In Iraq, public support was high initially and for more than two years, but in recent months it has dropped below majority levels. Half of Americans now think it was a mistake to have entered the fighting, and a sizable majority disapproves of the president's handling of the war.

While rarely do politicians follow academic insights, evidently the Bush administration is heeding research pioneered at the RAND Corp. showing that results and success buoy public attitudes and staunch declining support. Though reality rather than rhetoric reveals results, President Bush now speaks of victory more often in hope of rallying the American public. Defense Secretary Donald H. Rumsfeld criticizes the media for focusing on the negative, particularly casualties.

Support declined for the Vietnam and Korean wars as casualties rose. In those conflicts, the numbers were multiples higher and the time frames longer. Though the media often were blamed for souring public approval, studies about the1968 Tet offensive and the Army in Vietnam showed that most press coverage was favorable and that the media did not drive public disapproval.

Moreover, the same pattern of declining support manifested itself in the Soviet Union during its Afghanistan war, as the body bags silently returned to private grief and anger. Eventually, as the U.S. did in Vietnam, that superpower also had to withdraw.

During the Vietnam debates, Vermont Sen. George D. Aiken suggested that the United States declare victory and get out. Do rhetorical and public diplomacy strategies today bode a similar approach, and is the combination likely to work?

The history of the Reagan administration's rhetorical and public diplomacy efforts indicates that presidents can drive up public support, but only so far. Though the majority never approved the funding of the Nicaraguan contras against the Sandinista government in the 1980s, public support for the contras here rose by about 10 percent to 15 percent in polls over a three-year campaign by the great communicator.

Yet despite Ronald Reagan's use of the bully pulpit and public diplomacy strategies, the majority of Americans remained unpersuaded to support that proxy war, which ended in electoral victory for the opposition through the ballot, not bullets.

Similarly unrecognized during Bosnia and Kosovo in the 1990s were higher levels of public support than the media or politicians reported. And the successes of the operations there - with little costs beyond dropping bombs - contributed to steadying support and greater trust in the military. With no Americans in ground combat or coming home as casualties from more clearly humanitarian interventions then, comparison to today's war is difficult.

Yet the idea that public diplomacy or a public relations campaign can sell an unpopular war is unlikely to provide long-term staying power. A rule of thumb is that public perceptions of foreign policy initiatives respond about 80 percent to policy and 20 percent to presentation. And the Iraq policy and results appear not to be changing fundamentally enough to alter this equation.
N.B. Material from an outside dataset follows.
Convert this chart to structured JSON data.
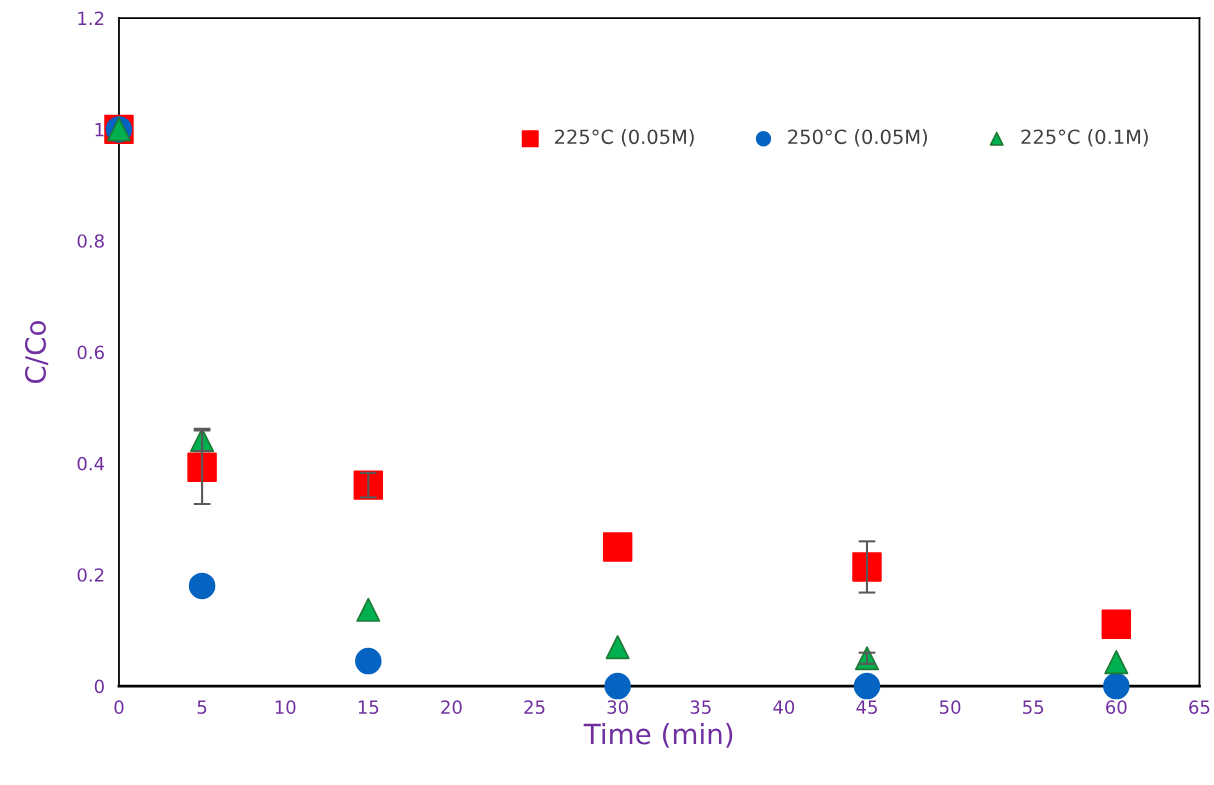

The daily barrage of suicide bombings and the constant trickle of American losses don't help. The passage of time with little progress frustrates the public - missing a strategy for victory or stability or withdrawal. The rising human and financial costs, now exceeding $225 billion (a third of Vietnam's cost in today's dollars), take their toll in spirit and public attitudes. The successful election in Iraq, with high turnout also among previously disaffected Sunnis, bodes better. But it's too soon to tell.

The president's calls for victory may boost support slightly, as might a major offensive there or a national crisis here that rallies approval. Support is likely to flag again absent lowered levels of fighting, or clear military success by a likely larger U.S. or growing Iraqi force. Sen. John McCain, Arizona Republican, has called for more troops; Rep. John P. Murtha, Pennsylvania Democrat, wants to bring our men and women out. The level of alternative voices isn't currently loud enough to drive the debate, so Mr. Bush and Mr. Rumsfeld are taking the lead.